Para kritikus senirupa sering menafsirkan sejumlah karya-karya Raden Saleh dengan
menghubungkannya pada perjuangan dan nasionalisme bangsa Indonesia. Seperti dengan mudah
dapat dilihat pada lukisan Penangkapan Diponegoro yang sangat terkenal itu. Demikian pula dengan
lukisan pergumulan binatang-binatang liar yang diciptakan begitu natural dan dramatik, diyakini
sebagai bentuk ekspresi nasionalisme Raden Saleh. Namun sebenarnya tafsir itu bisa lebih luas lagi.
Pergumulan binatang-binatang liar adalah pergumulan antara kekuatan-kekuatan, antara kekuatan
yang batil dan kekuatan penjunjung kebaikan, antara kejahilan dan kebenaran, antara ketidak adilan
dan keadilan. Karenanya, penerbitan prangko yang mengangkat lukisan tersebut bisa saja
ditafsirkan sebagai pengiriman pesan bahwa pada masa itu sedang terjadi pergumulan antara
kekuatan kebatilan dan kekuatan kebaikan.

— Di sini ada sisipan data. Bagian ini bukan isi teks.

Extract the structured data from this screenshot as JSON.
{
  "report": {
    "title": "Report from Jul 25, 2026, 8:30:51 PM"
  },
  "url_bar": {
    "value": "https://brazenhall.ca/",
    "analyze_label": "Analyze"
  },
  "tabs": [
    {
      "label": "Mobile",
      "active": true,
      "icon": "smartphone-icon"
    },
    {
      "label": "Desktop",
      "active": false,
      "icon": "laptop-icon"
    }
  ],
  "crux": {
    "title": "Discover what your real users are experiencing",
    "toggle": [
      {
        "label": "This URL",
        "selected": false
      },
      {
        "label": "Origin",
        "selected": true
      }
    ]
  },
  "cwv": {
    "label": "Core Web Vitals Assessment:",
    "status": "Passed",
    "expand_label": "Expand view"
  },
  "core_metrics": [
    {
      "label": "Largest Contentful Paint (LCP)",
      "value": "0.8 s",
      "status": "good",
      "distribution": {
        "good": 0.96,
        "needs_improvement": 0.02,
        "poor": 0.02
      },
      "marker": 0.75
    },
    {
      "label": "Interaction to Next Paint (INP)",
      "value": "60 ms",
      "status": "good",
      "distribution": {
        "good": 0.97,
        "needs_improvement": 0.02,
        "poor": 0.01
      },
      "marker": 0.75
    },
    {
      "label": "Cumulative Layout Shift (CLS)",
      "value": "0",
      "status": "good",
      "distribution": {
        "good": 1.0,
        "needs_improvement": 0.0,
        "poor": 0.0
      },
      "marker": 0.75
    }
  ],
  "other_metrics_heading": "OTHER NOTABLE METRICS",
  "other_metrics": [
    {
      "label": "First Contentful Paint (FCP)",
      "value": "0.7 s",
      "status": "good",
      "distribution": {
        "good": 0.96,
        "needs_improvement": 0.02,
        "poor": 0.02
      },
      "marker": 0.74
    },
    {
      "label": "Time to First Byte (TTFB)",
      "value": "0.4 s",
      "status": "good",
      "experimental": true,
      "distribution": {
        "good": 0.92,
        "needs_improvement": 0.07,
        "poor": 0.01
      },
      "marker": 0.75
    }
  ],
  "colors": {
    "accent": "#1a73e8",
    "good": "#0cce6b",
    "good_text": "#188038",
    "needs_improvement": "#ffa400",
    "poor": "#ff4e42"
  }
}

Memang demikian yang tengah terjadi pada tahun-tahun itu. Segera setelah Gerakan 30 September
oleh PKI menggigit dan melukai bangsa Indonesia pada tahun 1965, rakyat yang marah bangkit dan
membalas. Bersama para mahasiswa yang tergabung dalam berbagai kesatuan aksi, rakyat
mengumandangkan Tri Tuntutan Rakyat (Tritura, salah satunya adalah pembubaran PKI. Pak Harto
yang sejak awal peristiwa cepat tanggap dan berada di barisan terdepan dalam pertarungan
kekuatan dengan PKI akhirnya memainkan peran sejarah sangat menentukan. Dengan Surat
perintah 11 Maret 1966 (Supersemar) Pak Harto bersama kekuatan pendukungnya berhasil
menghancurkan kekuatan PKI dengan membubarkan dan menjadikan PKI sebagai organisasi
terlarang.

Namun pergumulan belum lah usai. Pergumulan harus diselesaikan di tingkat politik sesuai dengan
konstitusi. Pak Harto yang semula hanya berurusan dengan persoalan pemulihan keamanan dan
ketertiban, akhirnya harus pula masuk ke arena politik untuk menghancurkan kekuatan-kekuatan
yang diyakini berada di balik pengkhianatan G30S/PKI. Sidang Umum Keempat MPRS pada Juni 1966
memilih Jenderal Abdul Haris Nasution sebagai ketua MPRS dan menetapkan pengukuhan
Supersemar , yang berarti Pak Harto mendapat mandat dari MPRS untuk menjalankan segala
sesuatu yang berkenaan dengan isi Supersemar tersebut. MPRS juga mensahkan pembubaran PKI,
serta melarang penyebaran Marxisme –Leninisme di Indonesia. Selain itu, MPRS membubarkan
Kabinet Dwikora yang dipimpin oleh Bung Karno dan meminta Pak Harto membentuk sebuah
kabinet baru. Meski para anggota MPRS tidak puas dengan pidato pertanggungjawaban
PresidenSoekarno dalam kaitan peristiwa G30S/PKI dan memintanya untuk menyempurnakan
jawabannya, namun MPRS tidak mengganggu jabatannya sebagai Presiden. MPRS hanya mencabut
gelar Presiden Seumur Hidup dan gelar Pemimpin Besar Revolusi dan menetapkan Pemilihan Umum
digelar paling lambat tanggal 5 Juli 1968.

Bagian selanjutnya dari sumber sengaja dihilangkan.